I have a new quote on my wall:

"New hires tend to want to do complex things, but we know complex things break in complex ways. The veterans want simple designs, with simple interfaces and simple constructs that are easy to understand and debug and easy to put back together after they break."

"The best advice is just basically to keep everything as simple as possible—simple processes, simple SKUs, simple engineering. These systems get to be very big very fast. I don’t think there’s really any one particularly hard, gnarly problem, but when you add them all up, there are lots and lots of little problems. As long as you can keep each of those pieces simple, that seems to be the key. It’s more of a philosophy, I think, than anything else."

— Phil Smoot, Product Manager for Hotmail

The full interview with Phil can be found here.

If you tackle every problem with the belief that there is a simple solution, you will usually find one.  Sometimes to solve a complex problem you just need to piece together several individual simple solutions.
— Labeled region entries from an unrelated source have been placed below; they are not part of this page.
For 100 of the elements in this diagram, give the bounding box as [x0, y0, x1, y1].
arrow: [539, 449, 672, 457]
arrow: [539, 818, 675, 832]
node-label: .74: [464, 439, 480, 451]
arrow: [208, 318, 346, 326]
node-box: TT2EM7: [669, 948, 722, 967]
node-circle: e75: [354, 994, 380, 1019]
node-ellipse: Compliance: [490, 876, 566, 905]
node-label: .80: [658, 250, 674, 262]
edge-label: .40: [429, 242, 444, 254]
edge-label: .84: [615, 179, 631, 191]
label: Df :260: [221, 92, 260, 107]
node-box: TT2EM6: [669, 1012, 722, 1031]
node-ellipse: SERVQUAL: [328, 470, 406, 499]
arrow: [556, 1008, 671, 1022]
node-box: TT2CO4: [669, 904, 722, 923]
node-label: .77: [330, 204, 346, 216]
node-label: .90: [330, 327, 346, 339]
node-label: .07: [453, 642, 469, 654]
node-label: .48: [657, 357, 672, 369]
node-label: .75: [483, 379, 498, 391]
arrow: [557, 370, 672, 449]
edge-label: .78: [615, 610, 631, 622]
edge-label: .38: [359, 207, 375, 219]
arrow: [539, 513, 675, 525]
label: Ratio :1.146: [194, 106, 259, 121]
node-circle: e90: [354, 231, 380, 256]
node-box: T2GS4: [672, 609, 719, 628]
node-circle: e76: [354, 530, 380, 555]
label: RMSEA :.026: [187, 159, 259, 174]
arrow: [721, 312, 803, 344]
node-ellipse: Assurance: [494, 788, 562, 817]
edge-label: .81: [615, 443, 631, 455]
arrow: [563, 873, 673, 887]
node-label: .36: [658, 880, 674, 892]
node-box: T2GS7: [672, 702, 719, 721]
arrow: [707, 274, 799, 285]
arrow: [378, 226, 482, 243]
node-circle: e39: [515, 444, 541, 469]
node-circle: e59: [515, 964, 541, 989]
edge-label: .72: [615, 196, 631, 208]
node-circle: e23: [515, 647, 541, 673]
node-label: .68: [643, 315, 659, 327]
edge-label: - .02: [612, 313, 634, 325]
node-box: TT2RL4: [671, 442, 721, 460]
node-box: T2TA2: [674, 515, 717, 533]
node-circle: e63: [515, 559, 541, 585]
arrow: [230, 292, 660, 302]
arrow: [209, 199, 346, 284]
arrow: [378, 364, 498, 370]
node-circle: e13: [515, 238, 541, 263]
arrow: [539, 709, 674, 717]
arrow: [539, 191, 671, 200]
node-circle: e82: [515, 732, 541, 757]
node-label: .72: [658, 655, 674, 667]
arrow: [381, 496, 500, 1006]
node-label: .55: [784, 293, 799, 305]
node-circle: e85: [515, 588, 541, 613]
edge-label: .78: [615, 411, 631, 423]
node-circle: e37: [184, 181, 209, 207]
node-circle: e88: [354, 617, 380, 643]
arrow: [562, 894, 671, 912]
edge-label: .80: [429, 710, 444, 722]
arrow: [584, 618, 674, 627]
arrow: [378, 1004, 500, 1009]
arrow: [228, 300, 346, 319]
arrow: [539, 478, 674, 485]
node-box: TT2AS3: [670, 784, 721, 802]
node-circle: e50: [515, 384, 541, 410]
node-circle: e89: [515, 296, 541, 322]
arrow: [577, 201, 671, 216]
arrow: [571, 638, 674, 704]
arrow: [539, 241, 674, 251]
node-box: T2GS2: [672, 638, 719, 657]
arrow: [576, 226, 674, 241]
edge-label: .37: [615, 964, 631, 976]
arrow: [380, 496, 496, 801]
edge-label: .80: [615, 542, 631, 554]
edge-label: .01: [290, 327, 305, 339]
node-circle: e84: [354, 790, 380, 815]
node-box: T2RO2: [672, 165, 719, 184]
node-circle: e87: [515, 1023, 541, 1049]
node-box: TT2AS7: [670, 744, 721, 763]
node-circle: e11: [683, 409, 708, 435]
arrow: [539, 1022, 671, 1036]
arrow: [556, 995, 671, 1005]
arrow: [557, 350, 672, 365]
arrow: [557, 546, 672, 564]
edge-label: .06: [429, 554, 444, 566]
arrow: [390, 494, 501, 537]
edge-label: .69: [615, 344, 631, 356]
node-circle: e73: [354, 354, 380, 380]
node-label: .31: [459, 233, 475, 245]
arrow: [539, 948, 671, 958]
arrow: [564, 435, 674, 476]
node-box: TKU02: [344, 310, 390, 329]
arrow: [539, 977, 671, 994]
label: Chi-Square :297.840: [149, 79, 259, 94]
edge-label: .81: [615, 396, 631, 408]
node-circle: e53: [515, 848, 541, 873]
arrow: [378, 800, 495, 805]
2 thoughts on “Solving Complex Problems

  1. Vinny

    Well what happened if you already build an overly complex system base on inexperience when you first started, and now a few years down the road you’re stuck with it?
    Start gutting and start from scratch?

  2. Bill Boebel

    Don’t rewrite it unless it is irreversibly broken, which it probably isn’t. And keep everything else you do from here on out simple.
    If it is broken, consider replacing individual parts of the system one at a time with something better, rather than rebuilding an entire new system from scratch. Your new system probably won’t be perfect either.